1
votes

I have been given a series of folders with large amounts of Word documents in .xml formatting. They each contain some VBA code, but the code on all of them has already been run, so I don't need to keep this.

I need to print all of the files in each folder, but due to constraints on XML files on the network, I can't simply mass-print them from Windows Explorer, so I need to convert them to .docx (or .doc) first.

How can I go about doing this? I tried a simple python script using python-docx:

import os
from docx import Document
folderPath=<folderpath>
fileNamesList=os.listdir(folderPath)
for xmlFileName in fileNamesList:
    currentDoc=Document(os.path.join(folderPath,xmlFileName))
    docxFileName=xmlFileName.replace('.xml','.docx')
    currentDoc.save(os.path.join(folderPath,docxFileName))
    currentDoc.close()

This gives:

docx.opc.exceptions.PackageNotFoundError: Package not found at <first file name>.xml

I'm guessing this is because python-docx isn't meant to open .xml files, but that's a pretty uneducated guess. Searching around for this error, all I can find are problems with it not being installed properly (which it is, as far as I can tell) or using .doc files instead of .docx.
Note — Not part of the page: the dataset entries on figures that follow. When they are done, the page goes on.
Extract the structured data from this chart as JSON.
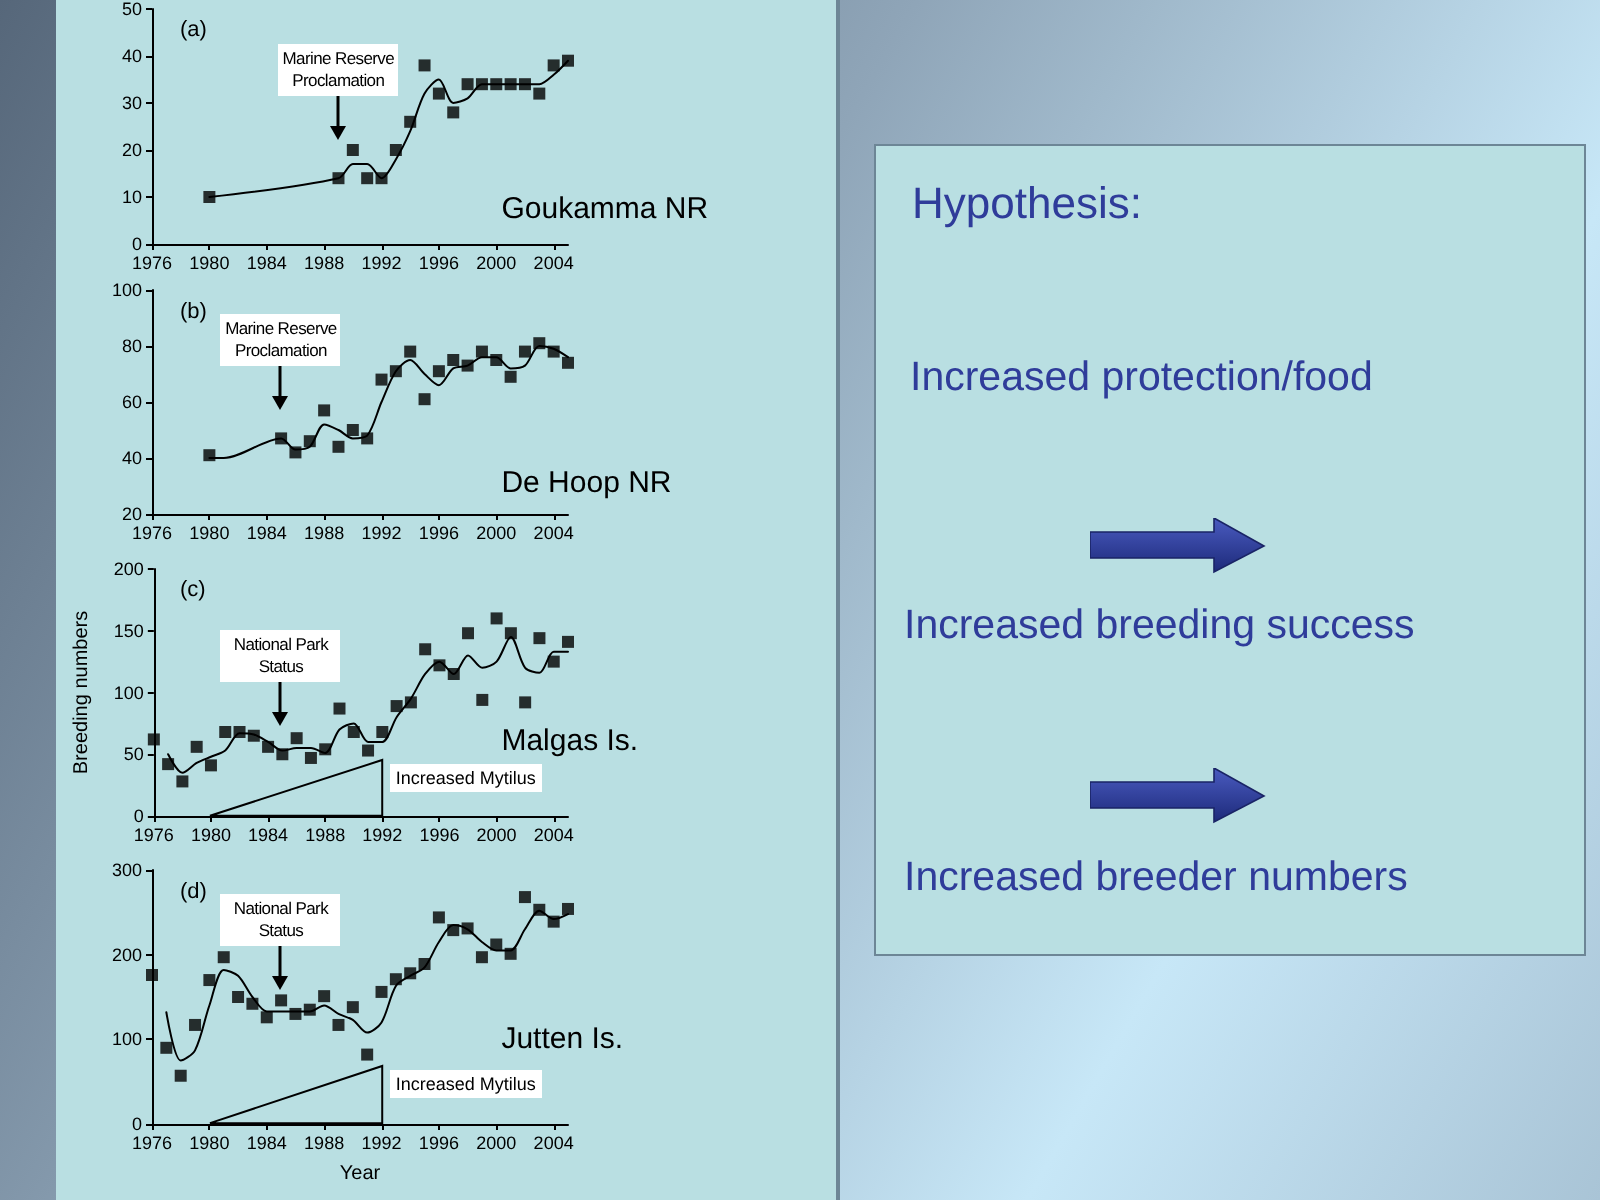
{
  "chart_data": [
    {
      "type": "scatter",
      "xlim": [
        1976,
        2005
      ],
      "xticks": [
        1976,
        1980,
        1984,
        1988,
        1992,
        1996,
        2000,
        2004
      ],
      "ylim": [
        0,
        50
      ],
      "yticks": [
        0,
        10,
        20,
        30,
        40,
        50
      ],
      "annotations": [
        "(a)",
        "Marine Reserve Proclamation",
        "Goukamma NR"
      ],
      "series": [
        {
          "type": "scatter",
          "marker": "square",
          "color": "#000000",
          "x": [
            1980,
            1989,
            1990,
            1991,
            1992,
            1993,
            1994,
            1995,
            1996,
            1997,
            1998,
            1999,
            2000,
            2001,
            2002,
            2003,
            2004,
            2005
          ],
          "values": [
            10,
            14,
            20,
            14,
            14,
            20,
            26,
            38,
            32,
            28,
            34,
            34,
            34,
            34,
            34,
            32,
            38,
            39
          ]
        },
        {
          "type": "line",
          "marker": "none",
          "line_style": "solid",
          "color": "#000000",
          "x": [
            1980,
            1989,
            1990,
            1991,
            1992,
            1993,
            1994,
            1995,
            1996,
            1997,
            1998,
            1999,
            2000,
            2001,
            2002,
            2003,
            2004,
            2005
          ],
          "values": [
            10,
            14,
            17,
            17,
            14,
            18,
            24,
            32,
            35,
            30,
            31,
            34,
            34,
            34,
            34,
            34,
            36,
            39
          ]
        }
      ]
    },
    {
      "type": "scatter",
      "xlim": [
        1976,
        2005
      ],
      "xticks": [
        1976,
        1980,
        1984,
        1988,
        1992,
        1996,
        2000,
        2004
      ],
      "ylim": [
        20,
        100
      ],
      "yticks": [
        20,
        40,
        60,
        80,
        100
      ],
      "annotations": [
        "(b)",
        "Marine Reserve Proclamation",
        "De Hoop NR"
      ],
      "series": [
        {
          "type": "scatter",
          "marker": "square",
          "color": "#000000",
          "x": [
            1980,
            1985,
            1986,
            1987,
            1988,
            1989,
            1990,
            1991,
            1992,
            1993,
            1994,
            1995,
            1996,
            1997,
            1998,
            1999,
            2000,
            2001,
            2002,
            2003,
            2004,
            2005
          ],
          "values": [
            41,
            47,
            42,
            46,
            57,
            44,
            50,
            47,
            68,
            71,
            78,
            61,
            71,
            75,
            73,
            78,
            75,
            69,
            78,
            81,
            78,
            74
          ]
        },
        {
          "type": "line",
          "marker": "none",
          "line_style": "solid",
          "color": "#000000",
          "x": [
            1980,
            1981,
            1985,
            1986,
            1987,
            1988,
            1989,
            1990,
            1991,
            1992,
            1993,
            1994,
            1995,
            1996,
            1997,
            1998,
            1999,
            2000,
            2001,
            2002,
            2003,
            2004,
            2005
          ],
          "values": [
            40,
            40,
            47,
            43,
            44,
            52,
            50,
            47,
            48,
            60,
            71,
            75,
            70,
            66,
            72,
            73,
            76,
            76,
            72,
            73,
            80,
            79,
            76
          ]
        }
      ]
    },
    {
      "type": "scatter",
      "xlim": [
        1976,
        2005
      ],
      "xticks": [
        1976,
        1980,
        1984,
        1988,
        1992,
        1996,
        2000,
        2004
      ],
      "ylim": [
        0,
        200
      ],
      "yticks": [
        0,
        50,
        100,
        150,
        200
      ],
      "ylabel": "Breeding numbers",
      "annotations": [
        "(c)",
        "National Park Status",
        "Increased Mytilus",
        "Malgas Is."
      ],
      "series": [
        {
          "type": "scatter",
          "marker": "square",
          "color": "#000000",
          "x": [
            1976,
            1977,
            1978,
            1979,
            1980,
            1981,
            1982,
            1983,
            1984,
            1985,
            1986,
            1987,
            1988,
            1989,
            1990,
            1991,
            1992,
            1993,
            1994,
            1995,
            1996,
            1997,
            1998,
            1999,
            2000,
            2001,
            2002,
            2003,
            2004,
            2005
          ],
          "values": [
            62,
            42,
            28,
            56,
            41,
            68,
            68,
            65,
            56,
            50,
            63,
            47,
            54,
            87,
            68,
            53,
            68,
            89,
            92,
            135,
            122,
            115,
            148,
            94,
            160,
            148,
            92,
            144,
            125,
            141
          ]
        },
        {
          "type": "line",
          "marker": "none",
          "line_style": "solid",
          "color": "#000000",
          "x": [
            1977,
            1978,
            1979,
            1980,
            1981,
            1982,
            1983,
            1984,
            1985,
            1986,
            1987,
            1988,
            1989,
            1990,
            1991,
            1992,
            1993,
            1994,
            1995,
            1996,
            1997,
            1998,
            1999,
            2000,
            2001,
            2002,
            2003,
            2004,
            2005
          ],
          "values": [
            50,
            35,
            43,
            48,
            53,
            67,
            66,
            60,
            53,
            55,
            55,
            51,
            70,
            75,
            60,
            60,
            80,
            95,
            115,
            125,
            115,
            130,
            120,
            125,
            145,
            120,
            116,
            133,
            133
          ]
        }
      ]
    },
    {
      "type": "scatter",
      "xlim": [
        1976,
        2005
      ],
      "xticks": [
        1976,
        1980,
        1984,
        1988,
        1992,
        1996,
        2000,
        2004
      ],
      "ylim": [
        0,
        300
      ],
      "yticks": [
        0,
        100,
        200,
        300
      ],
      "xlabel": "Year",
      "annotations": [
        "(d)",
        "National Park Status",
        "Increased Mytilus",
        "Jutten Is."
      ],
      "series": [
        {
          "type": "scatter",
          "marker": "square",
          "color": "#000000",
          "x": [
            1976,
            1977,
            1978,
            1979,
            1980,
            1981,
            1982,
            1983,
            1984,
            1985,
            1986,
            1987,
            1988,
            1989,
            1990,
            1991,
            1992,
            1993,
            1994,
            1995,
            1996,
            1997,
            1998,
            1999,
            2000,
            2001,
            2002,
            2003,
            2004,
            2005
          ],
          "values": [
            176,
            90,
            57,
            117,
            170,
            197,
            150,
            142,
            126,
            146,
            130,
            135,
            151,
            117,
            138,
            82,
            156,
            171,
            178,
            189,
            244,
            229,
            231,
            197,
            212,
            201,
            268,
            253,
            239,
            254
          ]
        },
        {
          "type": "line",
          "marker": "none",
          "line_style": "solid",
          "color": "#000000",
          "x": [
            1977,
            1978,
            1979,
            1980,
            1981,
            1982,
            1983,
            1984,
            1985,
            1986,
            1987,
            1988,
            1989,
            1990,
            1991,
            1992,
            1993,
            1994,
            1995,
            1996,
            1997,
            1998,
            1999,
            2000,
            2001,
            2002,
            2003,
            2004,
            2005
          ],
          "values": [
            132,
            75,
            87,
            140,
            182,
            175,
            150,
            133,
            133,
            133,
            133,
            140,
            130,
            123,
            108,
            120,
            163,
            175,
            185,
            215,
            235,
            230,
            215,
            205,
            205,
            230,
            252,
            242,
            248
          ]
        }
      ]
    },
    {
      "type": "other",
      "annotations": [
        "Hypothesis:",
        "Increased protection/food",
        "Increased breeding success",
        "Increased breeder numbers"
      ]
    }
  ]
}
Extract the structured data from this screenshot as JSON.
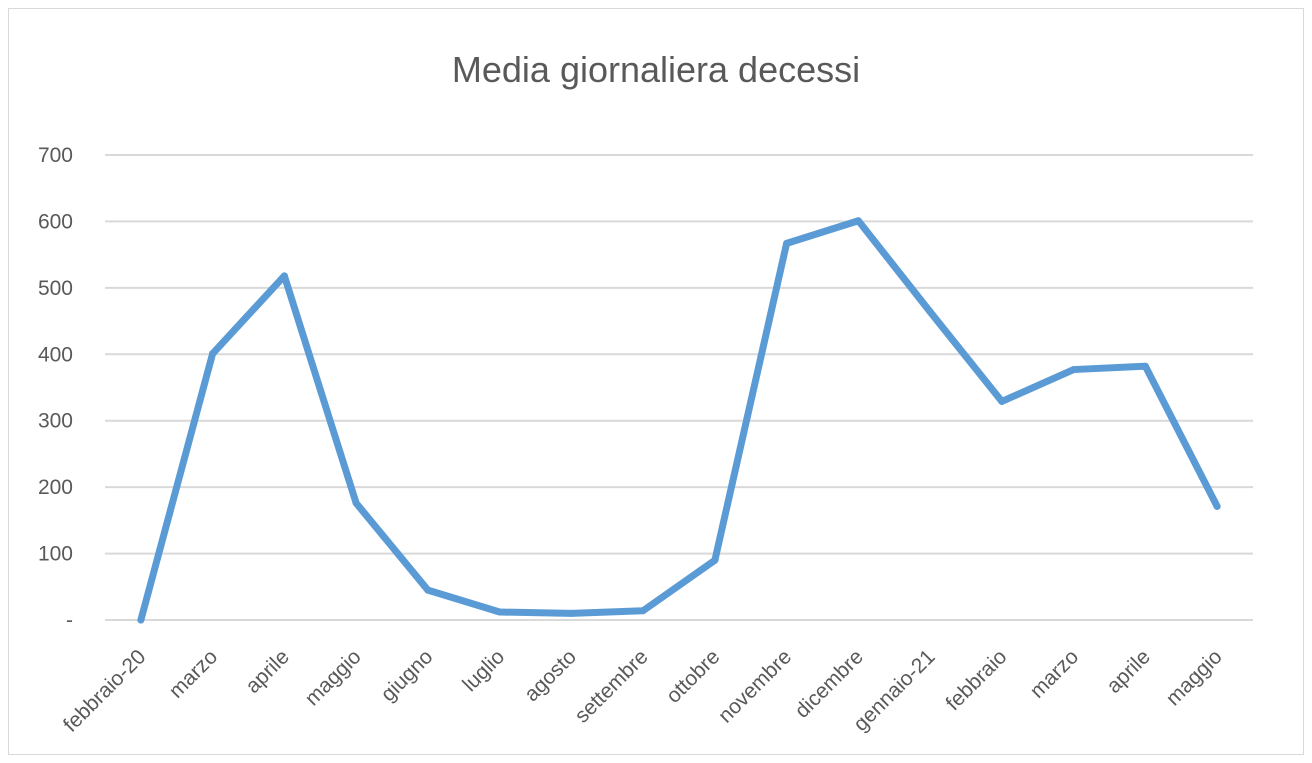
{
  "chart_data": {
    "type": "line",
    "title": "Media giornaliera decessi",
    "xlabel": "",
    "ylabel": "",
    "categories": [
      "febbraio-20",
      "marzo",
      "aprile",
      "maggio",
      "giugno",
      "luglio",
      "agosto",
      "settembre",
      "ottobre",
      "novembre",
      "dicembre",
      "gennaio-21",
      "febbraio",
      "marzo",
      "aprile",
      "maggio"
    ],
    "series": [
      {
        "values": [
          0,
          401,
          518,
          176,
          45,
          12,
          10,
          14,
          90,
          567,
          601,
          464,
          329,
          377,
          382,
          171
        ],
        "color": "#5b9bd5"
      }
    ],
    "ylim": [
      0,
      700
    ],
    "yticks": [
      0,
      100,
      200,
      300,
      400,
      500,
      600,
      700
    ],
    "ytick_labels": [
      "-",
      "100",
      "200",
      "300",
      "400",
      "500",
      "600",
      "700"
    ],
    "grid": true,
    "gridline_color": "#d9d9d9",
    "legend": "none"
  }
}
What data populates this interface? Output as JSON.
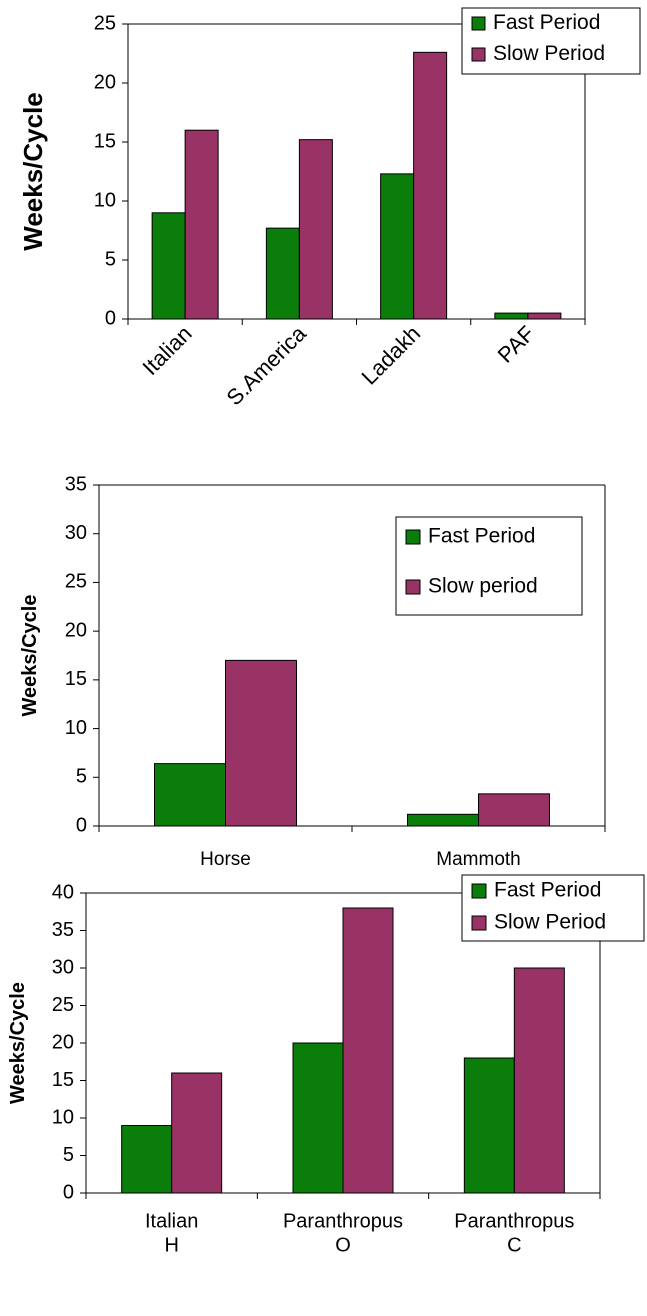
{
  "chart_data": [
    {
      "type": "bar",
      "ylabel": "Weeks/Cycle",
      "ylim": [
        0,
        25
      ],
      "yticks": [
        0,
        5,
        10,
        15,
        20,
        25
      ],
      "categories": [
        "Italian",
        "S.America",
        "Ladakh",
        "PAF"
      ],
      "series": [
        {
          "name": "Fast Period",
          "color": "#0a7d0a",
          "values": [
            9.0,
            7.7,
            12.3,
            0.5
          ]
        },
        {
          "name": "Slow Period",
          "color": "#993366",
          "values": [
            16.0,
            15.2,
            22.6,
            0.5
          ]
        }
      ],
      "legend_position": "top-right",
      "grid": false
    },
    {
      "type": "bar",
      "ylabel": "Weeks/Cycle",
      "ylim": [
        0,
        35
      ],
      "yticks": [
        0,
        5,
        10,
        15,
        20,
        25,
        30,
        35
      ],
      "categories": [
        "Horse",
        "Mammoth"
      ],
      "series": [
        {
          "name": "Fast Period",
          "color": "#0a7d0a",
          "values": [
            6.4,
            1.2
          ]
        },
        {
          "name": "Slow period",
          "color": "#993366",
          "values": [
            17.0,
            3.3
          ]
        }
      ],
      "legend_position": "top-right",
      "grid": false
    },
    {
      "type": "bar",
      "ylabel": "Weeks/Cycle",
      "ylim": [
        0,
        40
      ],
      "yticks": [
        0,
        5,
        10,
        15,
        20,
        25,
        30,
        35,
        40
      ],
      "categories": [
        [
          "Italian",
          "H"
        ],
        [
          "Paranthropus",
          "O"
        ],
        [
          "Paranthropus",
          "C"
        ]
      ],
      "series": [
        {
          "name": "Fast Period",
          "color": "#0a7d0a",
          "values": [
            9.0,
            20.0,
            18.0
          ]
        },
        {
          "name": "Slow Period",
          "color": "#993366",
          "values": [
            16.0,
            38.0,
            30.0
          ]
        }
      ],
      "legend_position": "top-right",
      "grid": false
    }
  ]
}
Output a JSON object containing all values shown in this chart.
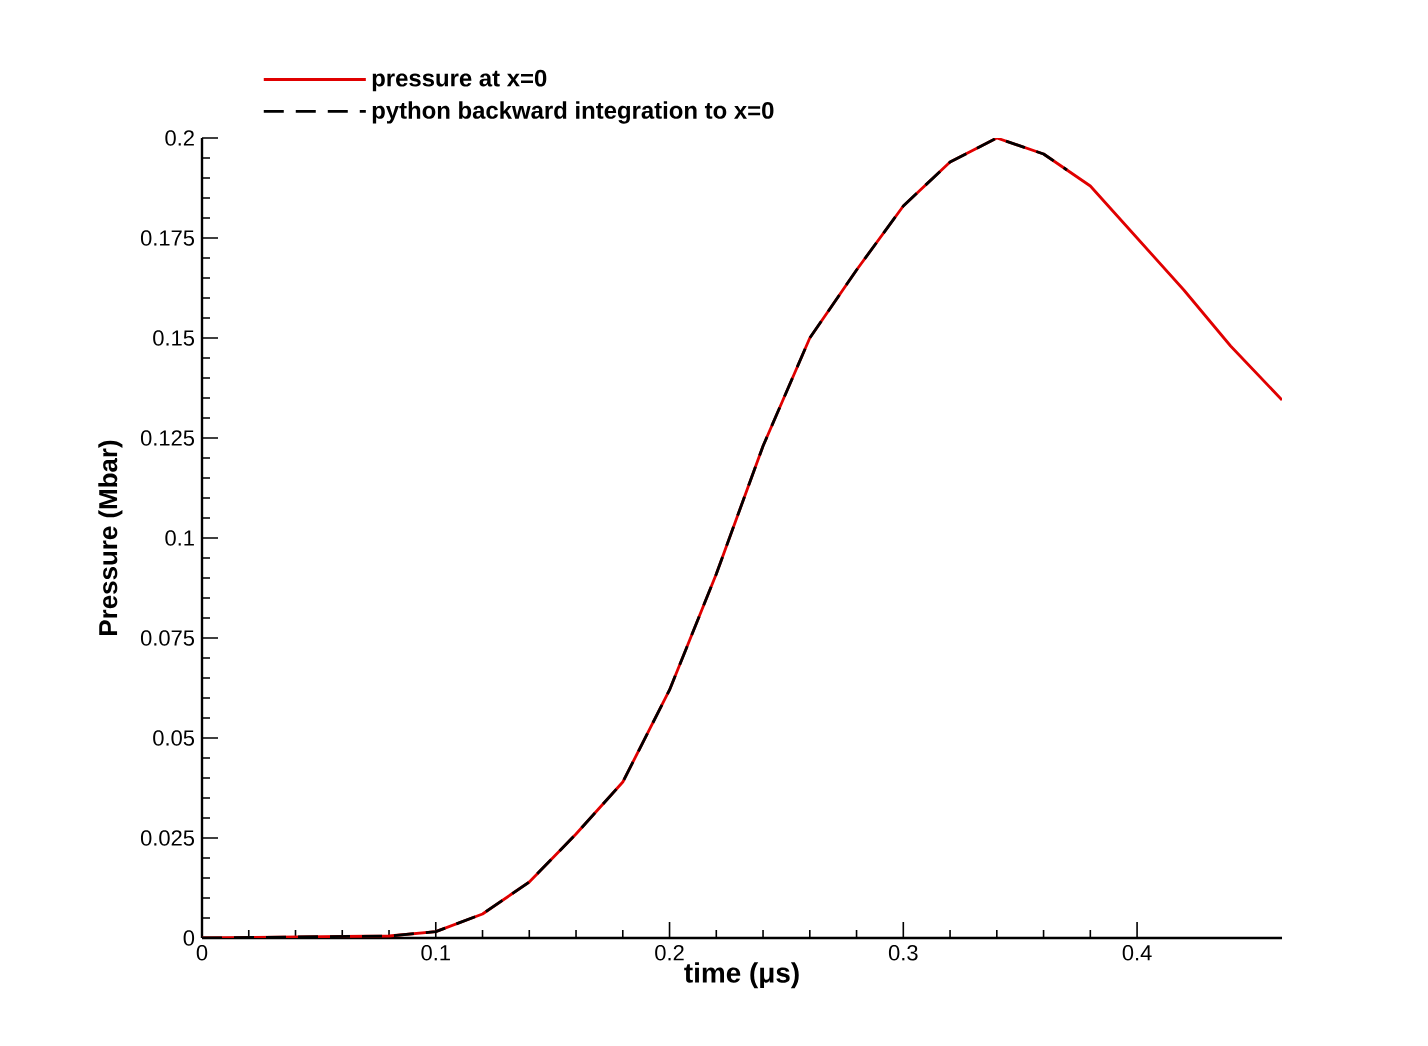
{
  "chart_data": {
    "type": "line",
    "xlabel": "time (μs)",
    "ylabel": "Pressure (Mbar)",
    "xlim": [
      0,
      0.462
    ],
    "ylim": [
      0,
      0.2
    ],
    "xticks": [
      0,
      0.1,
      0.2,
      0.3,
      0.4
    ],
    "yticks": [
      0,
      0.025,
      0.05,
      0.075,
      0.1,
      0.125,
      0.15,
      0.175,
      0.2
    ],
    "grid": false,
    "legend": "top left",
    "marker": "none",
    "series": [
      {
        "name": "pressure at x=0",
        "color": "#e00000",
        "line_style": "solid",
        "x": [
          0,
          0.08,
          0.1,
          0.12,
          0.14,
          0.16,
          0.18,
          0.2,
          0.22,
          0.24,
          0.26,
          0.28,
          0.3,
          0.32,
          0.34,
          0.36,
          0.38,
          0.4,
          0.42,
          0.44,
          0.462
        ],
        "values": [
          0,
          0.0005,
          0.0016,
          0.006,
          0.014,
          0.026,
          0.039,
          0.062,
          0.091,
          0.123,
          0.15,
          0.167,
          0.183,
          0.194,
          0.2,
          0.196,
          0.188,
          0.175,
          0.162,
          0.148,
          0.1345
        ]
      },
      {
        "name": "python backward integration to x=0",
        "color": "#000000",
        "line_style": "dashed",
        "x": [
          0,
          0.08,
          0.1,
          0.12,
          0.14,
          0.16,
          0.18,
          0.2,
          0.22,
          0.24,
          0.26,
          0.28,
          0.3,
          0.32,
          0.34,
          0.36,
          0.37
        ],
        "values": [
          0,
          0.0005,
          0.0016,
          0.006,
          0.014,
          0.026,
          0.039,
          0.062,
          0.091,
          0.123,
          0.15,
          0.167,
          0.183,
          0.194,
          0.2,
          0.196,
          0.192
        ]
      }
    ]
  }
}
Am I simply using python-docx incorrectly? If not, is there are more suitable package or technique I should be using?

1
When the file is not a valid or an empty docx file, that kind of exception is thrownLudisposed

1 Answers

1
votes

It's not clear just what sort of files those .xml files are, but I suspect they are a transitional format used I think in Word 2003, which was XML-based, but not the Open Packaging Convention (OPC) format used in Word documents since Word 2007.

python-docx is not going to read those, now or ever, so you'll either need to convert them to .docx format or parse the XML directly.

If I had Windows available, I suppose I would use VBA to write a short conversion script and then work with the .docx files using python-pptx. I would start by seeing if Word could load the .xml file and go from there.

You might be able to find a utility to do a bulk conversion, but I didn't find any on a quick search.

If all you're interested in is a one-time print, and Word will load the files, then a VBA script for that without the conversion step might be a good option. python-docx doesn't print .docx files, only read and write them.